Posted by Lindenblüte on October 28, 2006, at 9:56:34
In reply to Re: Abusers- Lick my Heine! ****trigger, if you wanna* » Lindenblüte, posted by muffled on October 27, 2006, at 23:48:13
> I could say alot. But i'd have to bypass the auto asterisk...
> sh*t.
> So alls I can do is
> (((((((((((((((((((((((((((((Li))))))))))))))))))))))))
> F*cking right it sucks.
> Its b*llshit.
> Take care,
> MuffledHi Muffled,
I'm still at a very strange place where feelings are not much a part of my experience. Only a little shadow here and there. Fleeting. Whenever I go examine more closely. I want to be in touch with it. I want to be at that place where I can have the anger you express above. I was able to talk about one of the betrayals a bit with my husband last night over dinner.Husband said something off-hand to the effect that he respects my dad for having kept his end of the bargain. (It's concerning a very large expense-- my education) Dad had agreed to pay half of it, and he did (AFTER several very long tense confrontations with documents and calculations and written argument.
But what I had to explain to my husband was that this was a deal that I made with the devil. (Like Faust, only I wasn't so informed when giving my consent). I had to explain to my husband that the deal took place behind a closed and locked door, and that I was a minor, and I was explicitely told "you cannot ever tell your Mother, because if you do, she will get upset and we won't be able to take out a loan, and you won't be able to go to college." I believed him too. My mother didn't find out until it was too late and 25,000 dollars had been lost to my father's insanity, compounding interest and my naivete.
Am I angry? yes. at who? me, mostly. for ignoring the obvious. for ignoring my instinct that this arrangement was sinister. for being too lazy and secure that my father had my best interests in mind to actually examine the numbers.

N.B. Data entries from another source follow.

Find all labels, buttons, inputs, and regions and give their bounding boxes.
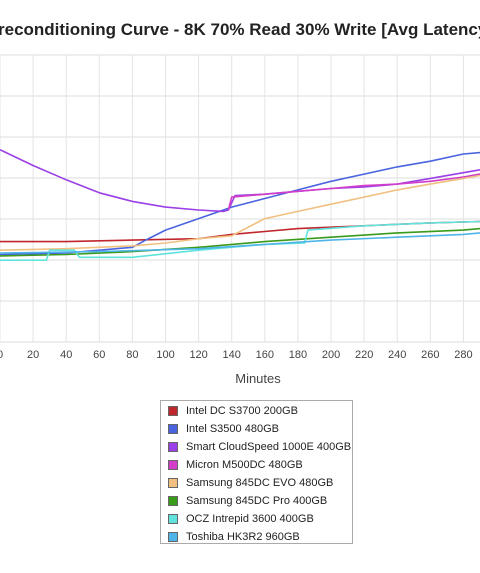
legend-label: Intel DC S3700 200GB xyxy=(186,405,298,417)
legend-item[interactable]: Smart CloudSpeed 1000E 400GB xyxy=(168,438,352,456)
legend-swatch xyxy=(168,442,178,452)
legend-swatch xyxy=(168,514,178,524)
legend-item[interactable]: Intel S3500 480GB xyxy=(168,420,352,438)
series-line-6 xyxy=(0,227,480,257)
series-lines xyxy=(0,148,480,261)
plot-frame xyxy=(0,54,480,343)
legend-label: Smart CloudSpeed 1000E 400GB xyxy=(186,441,352,453)
legend-label: Intel S3500 480GB xyxy=(186,423,279,435)
plot-area xyxy=(0,54,480,343)
x-tick-label: 60 xyxy=(93,349,105,361)
legend-label: Micron M500DC 480GB xyxy=(186,459,303,471)
x-tick-label: 0 xyxy=(0,349,3,361)
legend-item[interactable]: OCZ Intrepid 3600 400GB xyxy=(168,510,352,528)
x-tick-label: 160 xyxy=(256,349,274,361)
legend-swatch xyxy=(168,406,178,416)
chart-title: reconditioning Curve - 8K 70% Read 30% W… xyxy=(0,20,480,39)
series-line-5 xyxy=(0,174,480,251)
x-axis-ticks: 0 20 40 60 80 100 120 140 160 180 200 220 240 260 280 xyxy=(0,349,473,361)
x-tick-label: 20 xyxy=(27,349,39,361)
legend-label: Samsung 845DC Pro 400GB xyxy=(186,495,328,507)
legend-item[interactable]: Toshiba HK3R2 960GB xyxy=(168,528,352,546)
x-tick-label: 40 xyxy=(60,349,72,361)
x-tick-label: 100 xyxy=(156,349,174,361)
legend-item[interactable]: Samsung 845DC EVO 480GB xyxy=(168,474,352,492)
legend-swatch xyxy=(168,460,178,470)
legend-item[interactable]: Micron M500DC 480GB xyxy=(168,456,352,474)
x-axis-label: Minutes xyxy=(235,371,281,386)
series-line-8 xyxy=(0,232,480,254)
chart-legend: Intel DC S3700 200GB Intel S3500 480GB Sma… xyxy=(160,400,353,544)
x-tick-label: 80 xyxy=(126,349,138,361)
legend-item[interactable]: Intel DC S3700 200GB xyxy=(168,402,352,420)
x-tick-label: 240 xyxy=(388,349,406,361)
legend-label: Samsung 845DC EVO 480GB xyxy=(186,477,334,489)
x-tick-label: 260 xyxy=(421,349,439,361)
legend-item[interactable]: Samsung 845DC Pro 400GB xyxy=(168,492,352,510)
grid-lines xyxy=(0,54,480,343)
series-line-7 xyxy=(0,220,480,261)
series-line-4 xyxy=(227,173,480,211)
x-tick-label: 220 xyxy=(355,349,373,361)
legend-swatch xyxy=(168,424,178,434)
x-tick-label: 200 xyxy=(322,349,340,361)
legend-swatch xyxy=(168,478,178,488)
x-tick-label: 120 xyxy=(189,349,207,361)
x-tick-label: 180 xyxy=(289,349,307,361)
legend-swatch xyxy=(168,496,178,506)
legend-label: OCZ Intrepid 3600 400GB xyxy=(186,513,314,525)
legend-swatch xyxy=(168,532,178,542)
legend-label: Toshiba HK3R2 960GB xyxy=(186,531,300,543)
x-tick-label: 140 xyxy=(223,349,241,361)
x-tick-label: 280 xyxy=(454,349,472,361)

But the truth is that I'm not really feeling the anger. I don't know how to feel that kind of anger when there's nothing to direct it towards. The man is "Elend" as Racer's Heine poem below describes. The loans have been moved to a more secure lender. The crisis is over. I have no more deals with the devil.
Instead of feeling vindicated, I feel guilty. Stupid. Naive. I should have told my mom sooner. Too many should-ofs.